Keith Richards’ Life and what the world used to look like

I skimmed Keith Richards’ memoir Life, which might be of interest to virulent Rolling Stones fans and people interested in how to live despite ingesting massive quantities of poisonous substances in search of altered states (answer: luck). Although most of the memoir is forgettable, this passage stands out because it describes a kind of insanity that feels completely foreign and bizarre to me:

It was 1975, a time of brutality and confrontation. Open season on the Stones had been declared since our last tour, the tour of ’72, known as the STP. The State Department had noted riots (true), civil disobedience (also true), illicit sex (whatever that is), and violence across the United States. All the fault of us, mere minstrels. We had been inciting youth to rebellion, we were corrupting America, and they had ruled never to let us travel in the United States again. It had become, in the time of Nixon, a serious political matter. He had personally deployed his dogs and dirty tricks against John Lennon, who he thought might cost him an election. We, in turn, they told our lawyer officially, were the most dangerous rock-and-roll band in the world.

Must be gratifying to be the most dangerous rock band in the world. It’s also astonishing to imagine that a rock-and-roll band could marshall this kind of attention; these days, the youth who were rebelling in the 1970s have grown up and assumed the reins of power, such that rock-and-roll has grown up with them, becoming rock-and-roll instead of rock ‘n’ roll.

Now it’s no longer subversive, so we have to turn our attention to other topics, like rap, but even that doesn’t inspire so much fear as Richards says the Stones did; rap is regularly reviewed in the New Yorker. Today, nothing is worse than being square. Almost anything goes. 1975 looks bizarre from the perspective of someone born after it: what was all the fuss about? The real question is what subjects generate all the fuss today that will be the same way in the future. I could generate a list of them but choose not to, per Paul Graham’s “What You Can’t Say,” but I bet regular readers could imagine a few things that might end up on the list.

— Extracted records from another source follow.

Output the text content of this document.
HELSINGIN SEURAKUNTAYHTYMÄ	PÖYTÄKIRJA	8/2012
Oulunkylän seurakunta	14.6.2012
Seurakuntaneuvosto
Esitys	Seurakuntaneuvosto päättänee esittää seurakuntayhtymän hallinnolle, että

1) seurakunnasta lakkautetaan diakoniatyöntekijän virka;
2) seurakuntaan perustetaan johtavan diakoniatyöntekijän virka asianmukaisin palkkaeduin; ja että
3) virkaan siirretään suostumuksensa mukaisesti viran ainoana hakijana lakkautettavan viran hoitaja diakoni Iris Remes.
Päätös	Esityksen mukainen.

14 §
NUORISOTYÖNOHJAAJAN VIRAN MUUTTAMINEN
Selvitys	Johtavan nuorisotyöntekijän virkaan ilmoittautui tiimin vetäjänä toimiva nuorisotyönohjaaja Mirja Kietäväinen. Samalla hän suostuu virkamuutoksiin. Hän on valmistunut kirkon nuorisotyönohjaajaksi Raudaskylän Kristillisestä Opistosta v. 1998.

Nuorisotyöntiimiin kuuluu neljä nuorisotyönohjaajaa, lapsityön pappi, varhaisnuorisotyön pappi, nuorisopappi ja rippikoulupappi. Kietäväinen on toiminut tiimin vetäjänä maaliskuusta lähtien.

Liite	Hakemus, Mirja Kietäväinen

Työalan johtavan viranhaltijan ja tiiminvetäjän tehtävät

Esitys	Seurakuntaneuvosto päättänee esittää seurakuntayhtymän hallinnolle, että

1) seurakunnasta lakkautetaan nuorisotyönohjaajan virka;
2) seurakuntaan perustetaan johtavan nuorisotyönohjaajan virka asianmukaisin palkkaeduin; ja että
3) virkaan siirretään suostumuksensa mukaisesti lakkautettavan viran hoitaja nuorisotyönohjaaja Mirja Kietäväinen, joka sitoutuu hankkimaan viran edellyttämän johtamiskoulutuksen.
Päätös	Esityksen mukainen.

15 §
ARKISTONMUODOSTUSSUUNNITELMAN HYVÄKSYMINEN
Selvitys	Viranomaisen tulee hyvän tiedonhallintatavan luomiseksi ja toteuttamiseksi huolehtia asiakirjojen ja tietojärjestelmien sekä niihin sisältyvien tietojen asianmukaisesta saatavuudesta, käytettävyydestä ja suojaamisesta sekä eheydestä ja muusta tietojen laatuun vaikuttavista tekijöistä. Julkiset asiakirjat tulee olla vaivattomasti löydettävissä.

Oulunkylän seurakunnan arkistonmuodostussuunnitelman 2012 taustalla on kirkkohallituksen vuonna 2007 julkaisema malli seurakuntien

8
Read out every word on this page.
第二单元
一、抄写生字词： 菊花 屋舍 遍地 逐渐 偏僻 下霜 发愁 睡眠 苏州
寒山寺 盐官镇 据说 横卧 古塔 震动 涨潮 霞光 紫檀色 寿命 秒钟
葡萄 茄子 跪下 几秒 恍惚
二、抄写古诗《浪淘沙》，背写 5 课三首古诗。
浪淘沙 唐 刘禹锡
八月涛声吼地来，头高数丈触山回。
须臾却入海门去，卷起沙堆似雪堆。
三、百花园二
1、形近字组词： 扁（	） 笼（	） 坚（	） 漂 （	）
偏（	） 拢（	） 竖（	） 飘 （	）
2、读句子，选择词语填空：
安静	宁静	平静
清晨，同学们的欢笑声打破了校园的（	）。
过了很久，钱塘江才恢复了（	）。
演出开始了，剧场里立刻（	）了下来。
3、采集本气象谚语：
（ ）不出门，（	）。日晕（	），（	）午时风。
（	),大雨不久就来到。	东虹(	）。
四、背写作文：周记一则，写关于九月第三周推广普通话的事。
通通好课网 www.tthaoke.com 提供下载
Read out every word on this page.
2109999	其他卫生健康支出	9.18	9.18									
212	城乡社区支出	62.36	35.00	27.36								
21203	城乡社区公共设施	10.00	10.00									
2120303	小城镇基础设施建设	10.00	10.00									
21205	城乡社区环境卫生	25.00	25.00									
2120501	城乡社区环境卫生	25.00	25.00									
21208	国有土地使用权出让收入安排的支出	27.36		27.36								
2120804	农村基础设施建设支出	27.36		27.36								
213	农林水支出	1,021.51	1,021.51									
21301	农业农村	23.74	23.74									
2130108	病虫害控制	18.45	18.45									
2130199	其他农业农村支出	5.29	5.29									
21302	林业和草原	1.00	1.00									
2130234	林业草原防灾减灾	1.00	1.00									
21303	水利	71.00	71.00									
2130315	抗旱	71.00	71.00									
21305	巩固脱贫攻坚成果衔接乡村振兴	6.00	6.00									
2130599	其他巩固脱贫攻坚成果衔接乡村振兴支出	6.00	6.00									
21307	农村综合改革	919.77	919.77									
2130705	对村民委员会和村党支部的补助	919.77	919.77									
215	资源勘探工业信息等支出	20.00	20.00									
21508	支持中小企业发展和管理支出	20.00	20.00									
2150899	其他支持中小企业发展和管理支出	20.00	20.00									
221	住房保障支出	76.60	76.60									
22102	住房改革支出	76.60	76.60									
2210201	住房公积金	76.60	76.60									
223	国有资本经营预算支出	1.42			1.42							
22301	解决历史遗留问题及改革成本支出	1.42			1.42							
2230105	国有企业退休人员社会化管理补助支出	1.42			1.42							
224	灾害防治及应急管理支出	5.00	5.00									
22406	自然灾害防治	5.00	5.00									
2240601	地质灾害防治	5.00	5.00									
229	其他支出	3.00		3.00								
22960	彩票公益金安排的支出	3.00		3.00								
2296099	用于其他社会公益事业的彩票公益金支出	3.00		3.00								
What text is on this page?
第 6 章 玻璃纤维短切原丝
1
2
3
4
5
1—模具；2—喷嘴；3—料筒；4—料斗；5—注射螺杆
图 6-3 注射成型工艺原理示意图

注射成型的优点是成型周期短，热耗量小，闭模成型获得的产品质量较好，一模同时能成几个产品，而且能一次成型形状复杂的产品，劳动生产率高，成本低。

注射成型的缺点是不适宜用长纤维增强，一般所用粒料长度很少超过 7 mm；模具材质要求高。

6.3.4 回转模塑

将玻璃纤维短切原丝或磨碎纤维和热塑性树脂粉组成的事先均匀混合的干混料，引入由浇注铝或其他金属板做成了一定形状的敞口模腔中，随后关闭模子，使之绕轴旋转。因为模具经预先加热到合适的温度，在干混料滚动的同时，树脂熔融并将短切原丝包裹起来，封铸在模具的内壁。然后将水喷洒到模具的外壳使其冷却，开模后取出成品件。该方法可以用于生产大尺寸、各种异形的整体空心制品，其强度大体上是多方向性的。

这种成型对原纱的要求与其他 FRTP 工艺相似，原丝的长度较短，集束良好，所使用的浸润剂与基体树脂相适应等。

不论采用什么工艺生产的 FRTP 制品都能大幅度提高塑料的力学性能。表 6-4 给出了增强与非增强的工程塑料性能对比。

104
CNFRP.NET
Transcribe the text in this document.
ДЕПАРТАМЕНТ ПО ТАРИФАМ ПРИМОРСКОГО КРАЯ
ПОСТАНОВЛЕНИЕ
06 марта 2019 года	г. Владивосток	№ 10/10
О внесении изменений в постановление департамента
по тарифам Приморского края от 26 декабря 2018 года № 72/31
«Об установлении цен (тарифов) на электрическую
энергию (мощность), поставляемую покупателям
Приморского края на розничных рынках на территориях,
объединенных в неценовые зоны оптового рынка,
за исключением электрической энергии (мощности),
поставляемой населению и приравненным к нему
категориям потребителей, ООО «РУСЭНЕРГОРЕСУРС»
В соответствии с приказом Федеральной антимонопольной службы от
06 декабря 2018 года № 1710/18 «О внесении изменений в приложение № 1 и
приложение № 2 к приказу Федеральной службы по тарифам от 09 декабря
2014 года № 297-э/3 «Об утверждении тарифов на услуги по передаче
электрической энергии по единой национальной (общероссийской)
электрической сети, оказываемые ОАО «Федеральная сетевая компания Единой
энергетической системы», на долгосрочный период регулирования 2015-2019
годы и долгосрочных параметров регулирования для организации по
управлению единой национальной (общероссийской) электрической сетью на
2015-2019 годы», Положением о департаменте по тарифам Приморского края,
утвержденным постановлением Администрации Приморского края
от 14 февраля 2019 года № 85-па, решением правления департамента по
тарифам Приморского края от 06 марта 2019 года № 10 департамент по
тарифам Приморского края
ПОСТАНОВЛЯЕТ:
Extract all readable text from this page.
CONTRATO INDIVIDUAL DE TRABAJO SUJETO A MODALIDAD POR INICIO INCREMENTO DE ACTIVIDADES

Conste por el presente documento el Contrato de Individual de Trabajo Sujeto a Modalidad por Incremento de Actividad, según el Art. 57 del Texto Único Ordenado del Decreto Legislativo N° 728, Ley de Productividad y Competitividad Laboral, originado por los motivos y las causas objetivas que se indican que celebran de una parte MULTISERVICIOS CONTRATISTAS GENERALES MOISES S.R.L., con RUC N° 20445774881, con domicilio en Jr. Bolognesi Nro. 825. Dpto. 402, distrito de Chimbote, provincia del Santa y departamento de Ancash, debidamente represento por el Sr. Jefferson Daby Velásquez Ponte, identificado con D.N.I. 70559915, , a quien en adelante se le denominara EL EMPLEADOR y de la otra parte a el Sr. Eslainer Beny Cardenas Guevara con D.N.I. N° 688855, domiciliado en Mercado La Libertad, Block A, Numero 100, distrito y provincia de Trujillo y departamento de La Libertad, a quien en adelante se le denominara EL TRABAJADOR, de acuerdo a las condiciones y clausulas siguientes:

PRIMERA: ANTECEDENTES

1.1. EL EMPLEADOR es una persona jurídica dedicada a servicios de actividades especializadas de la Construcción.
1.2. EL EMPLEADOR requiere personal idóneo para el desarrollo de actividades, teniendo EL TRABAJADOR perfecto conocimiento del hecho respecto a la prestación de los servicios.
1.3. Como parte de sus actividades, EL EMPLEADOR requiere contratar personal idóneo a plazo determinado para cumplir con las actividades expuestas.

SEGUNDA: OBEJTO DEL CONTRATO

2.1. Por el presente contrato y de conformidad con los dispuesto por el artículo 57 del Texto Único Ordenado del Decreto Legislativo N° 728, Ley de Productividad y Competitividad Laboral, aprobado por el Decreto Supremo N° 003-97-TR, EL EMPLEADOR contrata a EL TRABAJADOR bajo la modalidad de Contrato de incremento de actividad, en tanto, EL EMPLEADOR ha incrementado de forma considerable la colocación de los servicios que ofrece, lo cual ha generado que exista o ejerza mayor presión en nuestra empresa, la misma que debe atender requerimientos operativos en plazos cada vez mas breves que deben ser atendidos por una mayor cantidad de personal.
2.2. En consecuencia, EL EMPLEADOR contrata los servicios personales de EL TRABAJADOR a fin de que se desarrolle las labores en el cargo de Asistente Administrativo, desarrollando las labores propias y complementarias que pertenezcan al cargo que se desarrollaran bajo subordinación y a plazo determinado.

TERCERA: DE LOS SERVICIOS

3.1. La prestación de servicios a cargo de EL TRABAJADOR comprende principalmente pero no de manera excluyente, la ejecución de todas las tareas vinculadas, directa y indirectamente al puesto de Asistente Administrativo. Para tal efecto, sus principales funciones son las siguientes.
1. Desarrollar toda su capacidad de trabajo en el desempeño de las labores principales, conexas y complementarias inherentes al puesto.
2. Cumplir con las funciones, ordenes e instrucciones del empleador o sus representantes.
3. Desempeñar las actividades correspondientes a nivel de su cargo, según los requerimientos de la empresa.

There are other moments of bizarre provincialism too:

When I was growing up, the idea of leaving England was pretty much remote. My dad did it once, but that was in the army to go to Normandy and get his leg blown off. The idea was totally impossible. You just read about other countries and looked at them on TV, and in National Geographic, the black chicks with their tits hanging out and their long necks. But you never expected to see it. Scraping up the money to get out of England would have been way beyond my capabilities.

Although many people today no doubt feel the same, the rise of deregulated air service makes leaving virtually any industrialized country within the reach of a large proportion of the population. Not everyone, to be sure, but it’s much more normal now than it once was. Many fewer find the idea “totally impossible.” It’s easy, at least for me, to forget what the past was like. I think we all have a tendency to assume that the present is “normal,” along with whatever our situation is, and the past different. Then I read about someone who “never expected to see” a foreign country and remember that the time and place I live in is very different from those others have lived in. Such moments are the most revealing part of Life. The book made it on the New York Times bestseller list. Prediction: a large number of copies hit the used book market within six months. If you want to read the book, wait and snag a used copy cheap, or get it from the library.